April 6th, 2016 by Anna Michaelidou

How many times has your child said something with such bad use of the English Language it has made you want to scream? There is actually something rather appealing about listening to a child speak eloquently and with a fine tune to their voice.


More and more parents are seeking elocution lessons for their children for a number of different reasons. These reasons could be anything from:

  • wanting your child to speak eloquently
  • avoid them picking up an accent from somebody that is with them a lot of the time
  • to help them get rid of some of the slang they have picked up
  • to secure a place in a more sought-after school
  • to build a child's confidence

or just to help your child get rid of some sloppy language.

I had elocution lessons. My family are Greek and both my parents carried a pretty-heavy, albeit lovely, accent when they spoke English. It was my mother's fear that we would grow up with the same accent both she and my father carried and it was this fear that made her decide to send us to elocution lessons.

Now I still to this day remember my elocution tutor. She was an elderly lady that had a large mole on her neck that she would twist whenever she spoke to us. And although her name didn't imprint on my memory, I still remember many of the little tricks she taught us:

Granny Grows Great Green Grapes

Knowing how to pronounce your 'G's' and 'R's' was a very important part of those lessons. Miss out one of those and that little old lady would turn dragon.

Then there was the:

Red Lorry Yellow Lorry

Trying to say the phrase fast would often mean you'd miss-pronounce your 'Rs' and that again was not acceptable.

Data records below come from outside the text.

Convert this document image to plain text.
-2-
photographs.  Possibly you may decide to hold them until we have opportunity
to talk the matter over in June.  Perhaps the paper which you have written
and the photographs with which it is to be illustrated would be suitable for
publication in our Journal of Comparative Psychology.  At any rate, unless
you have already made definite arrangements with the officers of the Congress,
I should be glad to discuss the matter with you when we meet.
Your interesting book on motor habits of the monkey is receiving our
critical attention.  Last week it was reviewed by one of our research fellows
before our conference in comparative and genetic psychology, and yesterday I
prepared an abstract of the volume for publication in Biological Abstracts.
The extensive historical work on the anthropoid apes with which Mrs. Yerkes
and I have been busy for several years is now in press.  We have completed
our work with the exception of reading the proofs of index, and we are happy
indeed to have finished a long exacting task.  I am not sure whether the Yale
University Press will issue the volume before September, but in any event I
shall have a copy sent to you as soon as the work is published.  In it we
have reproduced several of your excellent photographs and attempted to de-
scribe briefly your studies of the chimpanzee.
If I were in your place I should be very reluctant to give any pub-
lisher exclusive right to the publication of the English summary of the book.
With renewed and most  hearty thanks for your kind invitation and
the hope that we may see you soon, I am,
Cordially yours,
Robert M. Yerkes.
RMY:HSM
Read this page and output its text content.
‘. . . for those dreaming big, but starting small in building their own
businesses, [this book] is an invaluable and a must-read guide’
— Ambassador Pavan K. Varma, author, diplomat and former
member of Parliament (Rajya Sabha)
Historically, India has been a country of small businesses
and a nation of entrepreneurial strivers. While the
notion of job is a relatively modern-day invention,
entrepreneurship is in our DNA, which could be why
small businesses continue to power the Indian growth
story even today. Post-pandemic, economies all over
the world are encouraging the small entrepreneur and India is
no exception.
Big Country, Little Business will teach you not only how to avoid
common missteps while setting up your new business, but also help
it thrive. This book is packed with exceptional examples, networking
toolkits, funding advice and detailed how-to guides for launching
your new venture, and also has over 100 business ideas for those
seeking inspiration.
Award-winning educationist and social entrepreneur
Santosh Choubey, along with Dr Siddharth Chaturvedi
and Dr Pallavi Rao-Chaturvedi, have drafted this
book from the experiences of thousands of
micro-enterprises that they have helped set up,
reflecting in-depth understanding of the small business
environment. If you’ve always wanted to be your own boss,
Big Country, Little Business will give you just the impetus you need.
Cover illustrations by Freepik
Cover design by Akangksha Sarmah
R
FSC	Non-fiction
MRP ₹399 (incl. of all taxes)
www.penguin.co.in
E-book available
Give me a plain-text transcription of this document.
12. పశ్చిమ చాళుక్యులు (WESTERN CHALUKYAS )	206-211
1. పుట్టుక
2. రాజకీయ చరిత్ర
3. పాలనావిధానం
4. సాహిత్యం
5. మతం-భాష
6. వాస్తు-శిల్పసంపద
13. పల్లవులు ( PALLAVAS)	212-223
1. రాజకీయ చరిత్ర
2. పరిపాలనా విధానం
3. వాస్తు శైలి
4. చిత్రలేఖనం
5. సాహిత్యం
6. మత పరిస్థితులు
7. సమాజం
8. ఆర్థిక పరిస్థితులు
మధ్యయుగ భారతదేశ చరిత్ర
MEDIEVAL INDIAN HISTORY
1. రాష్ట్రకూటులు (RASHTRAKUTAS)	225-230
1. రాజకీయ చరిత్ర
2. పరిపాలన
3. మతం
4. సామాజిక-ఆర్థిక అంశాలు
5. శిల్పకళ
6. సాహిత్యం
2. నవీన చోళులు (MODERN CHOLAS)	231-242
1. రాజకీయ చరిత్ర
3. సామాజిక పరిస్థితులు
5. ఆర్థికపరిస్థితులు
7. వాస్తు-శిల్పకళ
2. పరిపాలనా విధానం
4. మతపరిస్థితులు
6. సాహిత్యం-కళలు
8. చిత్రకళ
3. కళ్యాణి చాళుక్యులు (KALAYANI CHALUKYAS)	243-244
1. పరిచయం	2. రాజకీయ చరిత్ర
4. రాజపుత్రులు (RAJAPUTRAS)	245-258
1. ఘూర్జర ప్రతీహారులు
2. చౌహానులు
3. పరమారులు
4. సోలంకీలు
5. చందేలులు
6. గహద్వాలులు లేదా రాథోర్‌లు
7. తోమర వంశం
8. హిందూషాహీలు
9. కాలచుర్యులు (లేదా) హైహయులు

Then there were the beloved tongue twisters:

Peter Piper picked a peck of pickled peppers.

A peck of pickled peppers Peter Piper picked.

If Peter Piper picked a peck of pickled peppers,

Where's the peck of pickled peppers Peter Piper picked?

The aim of these tongue twisters is to strengthen and stretch the muscles we use for speech and are often used in elocution lessons. When attempting one of these wonderful tongue twisters you should start slowly and try to make sure that the start and end of each word is distinct. You then repeat the phrase, getting faster and faster whilst trying to maintain the sharpness of the words. If you trip up, and you probably will the first few times, you should stop and start again from the beginning.

Here is another fun one for you to try:

Six sick hicks nick six slick bricks with picks and sticks

Elocution lessons today are far more interactive and fun than they were back in my day but I still speak the Queen's English and people still admire my eloquent use of the English language. So, 'thanks mum, those lessons actually paid off'.


What is involved in a standard elocution lesson?

First let's understand the meaning of 'elocution'. As defined by the Cambridge Online Dictionary:

- Elocution - the art of careful public speaking, using clear pronunciation and good breathing to control the voice.

An average elocution lesson will usually involve the following concepts:

  • Clear Speech

Where you are taught about intonation (pitch, stress, pattern, rhythm, pacing) and how to control your voice and sounds.

  • Pronunciation

You will also learn about pronunciation and the right way to pronounce the vowel and consonant system of the English Language. You will be taught how to use your tongue, lips, jaw and throat to produce all the sounds clearly.

  • Voice Control

Where breathing techniques are learnt to aid the controlling of our vocal chords.

  • Accent Reduction or Acquisition

Accent reduction comes into place should English not be your first language. It will focus on training your speech to change the errors in pronunciation. Accent Acquisition is where someone may wish to learn a new accent and can be achieved by learning the sounds and structures of the desired accent.

So should parents encourage children to take elocution lessons?

Well, being eloquent and articulate is certainly not going to do them any harm. Elocution lessons help a child improve their communication skills and ultimately become more persuasive when they speak. They can help increase a child's confidence and ensure that they become more assertive and they are more likely to feel that they can join or even steer conversations.

Ensuring children are making proper use of a language can ensure a brighter future for them. Those that have elocution lessons are encouraged to let go of bad language habits and to communicate with a more neutral accent.